HONOR — Susan Leone and her husband, John, watched their Chum's Corner business, Dairyville, burn to the ground in November 2010.
From the misfortune, though, came opportunity.
The two are now at the helm of an exciting new restaurant, the Platte River Inn, in downtown Honor. The eatery, crafted from the shell of the old Money’s Platte River Inn, is creating quite a buzz in Honor with its new, sharp-looking exterior, expansive seating area and fine foods in a village looking to revitalize its main shopping corridor.
“Originally we planned to rebuild (on the Dairyville site),” said Susan Leone, but construction costs, age, building requirements and other obstacles nixed that idea.
“Then, we looked at many places in Grand Traverse and Leelanau County, but they didn’t feel right," she said. "It was almost on a whim that we looked at Money’s.”
The Leones purchased Money’s Platte River Inn in April 2012. The restaurant, located on Main Street, was closed for about three years after being in operation for more than 50 years as a family restaurant owned by Marvel and Lou Money, along with sons Terry and Paul. The Leones re-opened in March as Platte River Inn following extensive renovations.
The couple spent eleven months giving the restaurant a new look, hiring local contractors and construction workers to gut the building, reconfigure space and bring the Leone vision to fruition.

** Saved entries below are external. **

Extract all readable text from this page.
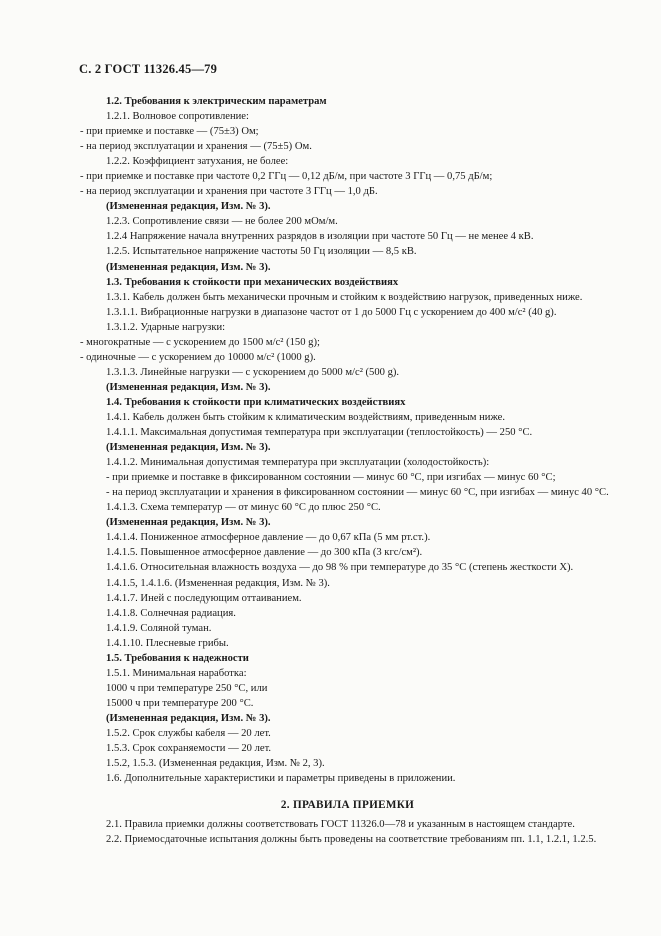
С. 2 ГОСТ 11326.45—79
1.2. Требования к электрическим параметрам
1.2.1. Волновое сопротивление:
- при приемке и поставке — (75±3) Ом;
- на период эксплуатации и хранения — (75±5) Ом.
1.2.2. Коэффициент затухания, не более:
- при приемке и поставке при частоте 0,2 ГГц — 0,12 дБ/м, при частоте 3 ГГц — 0,75 дБ/м;
- на период эксплуатации и хранения при частоте 3 ГГц — 1,0 дБ.
(Измененная редакция, Изм. № 3).
1.2.3. Сопротивление связи — не более 200 мОм/м.
1.2.4 Напряжение начала внутренних разрядов в изоляции при частоте 50 Гц — не менее 4 кВ.
1.2.5. Испытательное напряжение частоты 50 Гц изоляции — 8,5 кВ.
(Измененная редакция, Изм. № 3).
1.3. Требования к стойкости при механических воздействиях
1.3.1. Кабель должен быть механически прочным и стойким к воздействию нагрузок, приведенных ниже.
1.3.1.1. Вибрационные нагрузки в диапазоне частот от 1 до 5000 Гц с ускорением до 400 м/с² (40 g).
1.3.1.2. Ударные нагрузки:
- многократные — с ускорением до 1500 м/с² (150 g);
- одиночные — с ускорением до 10000 м/с² (1000 g).
1.3.1.3. Линейные нагрузки — с ускорением до 5000 м/с² (500 g).
(Измененная редакция, Изм. № 3).
1.4. Требования к стойкости при климатических воздействиях
1.4.1. Кабель должен быть стойким к климатическим воздействиям, приведенным ниже.
1.4.1.1. Максимальная допустимая температура при эксплуатации (теплостойкость) — 250 °С.
(Измененная редакция, Изм. № 3).
1.4.1.2. Минимальная допустимая температура при эксплуатации (холодостойкость):
- при приемке и поставке в фиксированном состоянии — минус 60 °С, при изгибах — минус 60 °С;
- на период эксплуатации и хранения в фиксированном состоянии — минус 60 °С, при изгибах — минус 40 °С.
1.4.1.3. Схема температур — от минус 60 °С до плюс 250 °С.
(Измененная редакция, Изм. № 3).
1.4.1.4. Пониженное атмосферное давление — до 0,67 кПа (5 мм рт.ст.).
1.4.1.5. Повышенное атмосферное давление — до 300 кПа (3 кгс/см²).
1.4.1.6. Относительная влажность воздуха — до 98 % при температуре до 35 °С (степень жесткости X).
1.4.1.5, 1.4.1.6. (Измененная редакция, Изм. № 3).
1.4.1.7. Иней с последующим оттаиванием.
1.4.1.8. Солнечная радиация.
1.4.1.9. Соляной туман.
1.4.1.10. Плесневые грибы.
1.5. Требования к надежности
1.5.1. Минимальная наработка:
1000 ч при температуре 250 °С, или
15000 ч при температуре 200 °С.
(Измененная редакция, Изм. № 3).
1.5.2. Срок службы кабеля — 20 лет.
1.5.3. Срок сохраняемости — 20 лет.
1.5.2, 1.5.3. (Измененная редакция, Изм. № 2, 3).
1.6. Дополнительные характеристики и параметры приведены в приложении.
2. ПРАВИЛА ПРИЕМКИ
2.1. Правила приемки должны соответствовать ГОСТ 11326.0—78 и указанным в настоящем стандарте.
2.2. Приемосдаточные испытания должны быть проведены на соответствие требованиям пп. 1.1, 1.2.1, 1.2.5.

The results are visible and dramatic.
The restaurant sports a clean, updated Northwoods appearance with rustic log and cedar interior. The dining room seats 150, with a back dining area that can be separated for private functions. There is a separate conference room available for meetings. Additional renovations will add a 25-seat lounge to the side of the building.

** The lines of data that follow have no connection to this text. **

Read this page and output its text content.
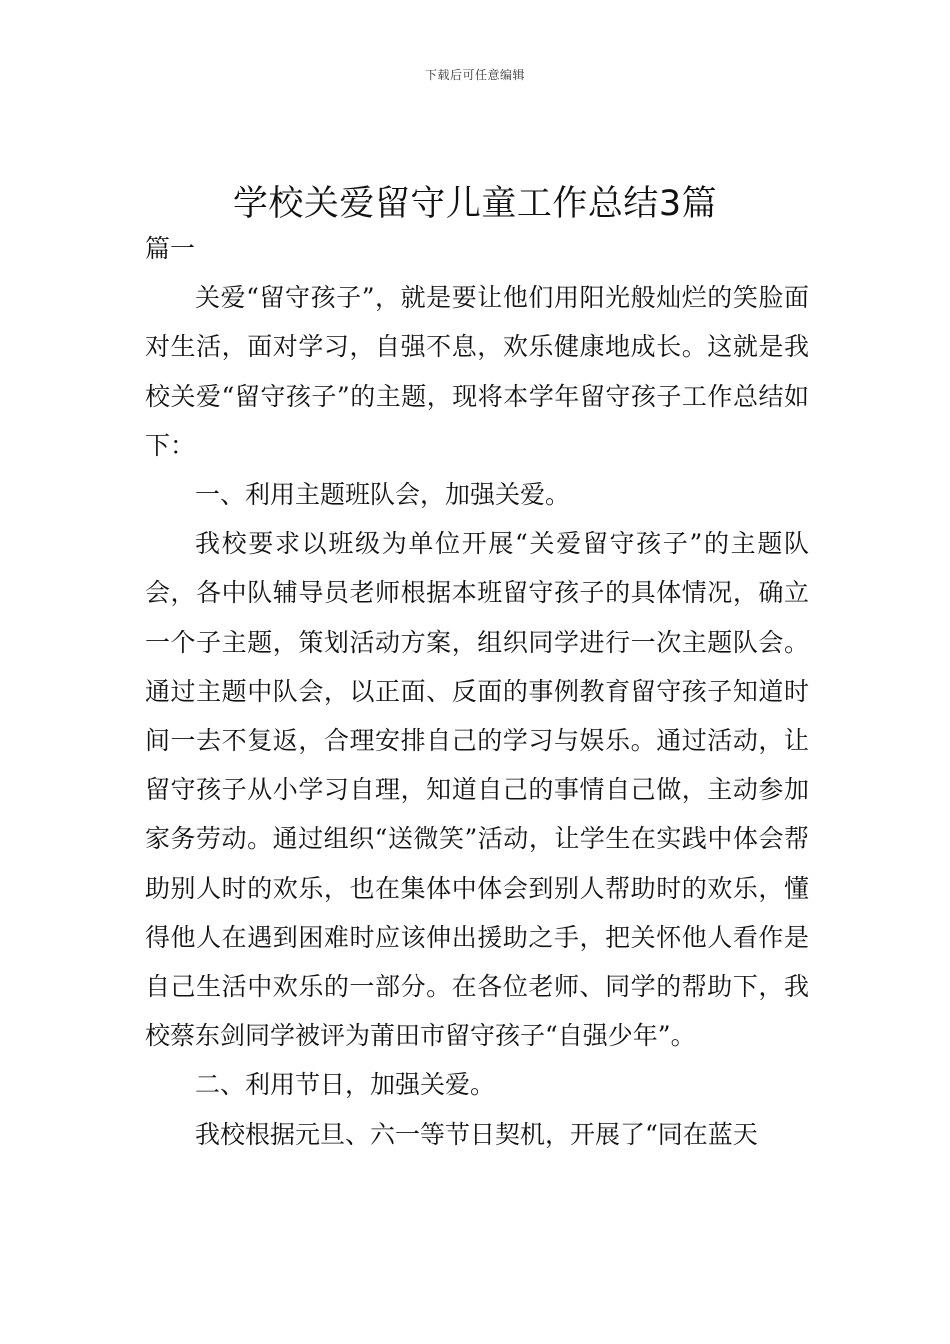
下载后可任意编辑
学校关爱留守儿童工作总结3篇

篇一

关爱“留守孩子”，就是要让他们用阳光般灿烂的笑脸面对生活，面对学习，自强不息，欢乐健康地成长。这就是我校关爱“留守孩子”的主题，现将本学年留守孩子工作总结如下：

一、利用主题班队会，加强关爱。

我校要求以班级为单位开展“关爱留守孩子”的主题队会，各中队辅导员老师根据本班留守孩子的具体情况，确立一个子主题，策划活动方案，组织同学进行一次主题队会。通过主题中队会，以正面、反面的事例教育留守孩子知道时间一去不复返，合理安排自己的学习与娱乐。通过活动，让留守孩子从小学习自理，知道自己的事情自己做，主动参加家务劳动。通过组织“送微笑”活动，让学生在实践中体会帮助别人时的欢乐，也在集体中体会到别人帮助时的欢乐，懂得他人在遇到困难时应该伸出援助之手，把关怀他人看作是自己生活中欢乐的一部分。在各位老师、同学的帮助下，我校蔡东剑同学被评为莆田市留守孩子“自强少年”。

二、利用节日，加强关爱。

我校根据元旦、六一等节日契机，开展了“同在蓝天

Breakfast and lunch have been available since the March opening, but dinner service was just introduced in mid-June. Hours are 6:00 a.m. to 9 p.m., Monday through Saturday, and 7:30 a.m. to 9 p.m. on Sundays. The Leones have a liquor license and plan to begin serving beer and wine this month, then move to full cocktail service when the lounge opens.
Menu highlights include the Honor Big Breakfast, comprised of four eggs, bacon, sausage, ham, potatoes, pancakes and toast in the mornings, with homemade soups and hefty sandwiches featured at lunchtime. Favorites include the Reuben, French onion soup, corn beef and cabbage soup, and John Leone’s original recipe for Friday clam chowder. Dinner entrees include steaks, chops, seafood and pasta. Daily lunch specials, Friday night fish fries and a Sunday breakfast buffet are ongoing staples.

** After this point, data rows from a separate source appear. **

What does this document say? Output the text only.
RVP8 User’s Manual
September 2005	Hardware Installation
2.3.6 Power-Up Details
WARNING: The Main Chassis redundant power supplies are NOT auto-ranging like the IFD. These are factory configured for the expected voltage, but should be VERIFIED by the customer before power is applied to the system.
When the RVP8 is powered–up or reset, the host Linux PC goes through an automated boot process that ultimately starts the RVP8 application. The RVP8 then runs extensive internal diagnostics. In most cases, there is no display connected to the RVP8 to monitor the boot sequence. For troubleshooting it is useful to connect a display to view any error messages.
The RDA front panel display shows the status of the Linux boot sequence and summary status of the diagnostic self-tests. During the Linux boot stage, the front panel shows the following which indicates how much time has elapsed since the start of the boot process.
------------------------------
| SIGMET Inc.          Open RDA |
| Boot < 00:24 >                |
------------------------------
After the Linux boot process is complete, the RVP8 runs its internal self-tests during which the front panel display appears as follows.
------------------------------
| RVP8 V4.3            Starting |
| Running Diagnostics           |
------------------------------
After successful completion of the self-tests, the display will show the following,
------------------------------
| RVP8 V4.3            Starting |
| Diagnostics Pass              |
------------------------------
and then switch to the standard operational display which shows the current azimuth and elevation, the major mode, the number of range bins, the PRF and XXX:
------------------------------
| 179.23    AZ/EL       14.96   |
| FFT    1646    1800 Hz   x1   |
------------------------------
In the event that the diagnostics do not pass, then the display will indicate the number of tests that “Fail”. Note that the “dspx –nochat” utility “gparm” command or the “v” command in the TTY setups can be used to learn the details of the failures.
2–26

“We cook and season our own meats. Everything is fresh and made right here,” Susan Leone said, noting that local, seasonal produce is worked into the menu when available. “During asparagus season, we were making asparagus omelets every day.”
Moving from Dairyville’s lighter menu to a full-service restaurant wasn’t hard for the Leones.
“We both came from fine dining backgrounds,” Susan Leone said, noting she worked for many years in Holiday Inn restaurants downstate while John’s family was also in the restaurant business as owners of the former Pier 22 & Idle Hour, which later became Windows restaurant.
“We had been talking about starting a fine-dining restaurant for five years,” she said, “and even with (Dairyville’s) ice cream menu, we did light lunches, sandwiches and soups.”
Approximately 20 employees are on staff with additional hires planned as the summer season gets busier. Like the original family-run Money’s, the new Platte River Inn has a number of Leone family members on staff, including co-owner John Leone, sons Christian and Dante Leone, and Susan’s brother, Mike Fletcher, who all work in the kitchen and back of house, while Susan is in charge of the front.
The rest of the dining staff are primarily Benzie county residents, which added jobs to the region as well as an economic investment into Honor.
“I think it’s fabulous,” said Benzie County Chamber of Commerce president Mary Carroll. “Honor is a cute village and it is nice to see a (new) business going...on the main street. It helps (makes downtown) more welcoming for visitors …and is creating jobs, which are appreciated and needed in the community.”
“Everyone has been overwhelmingly supportive,” Leone said. “We like the smaller communities and love being here.”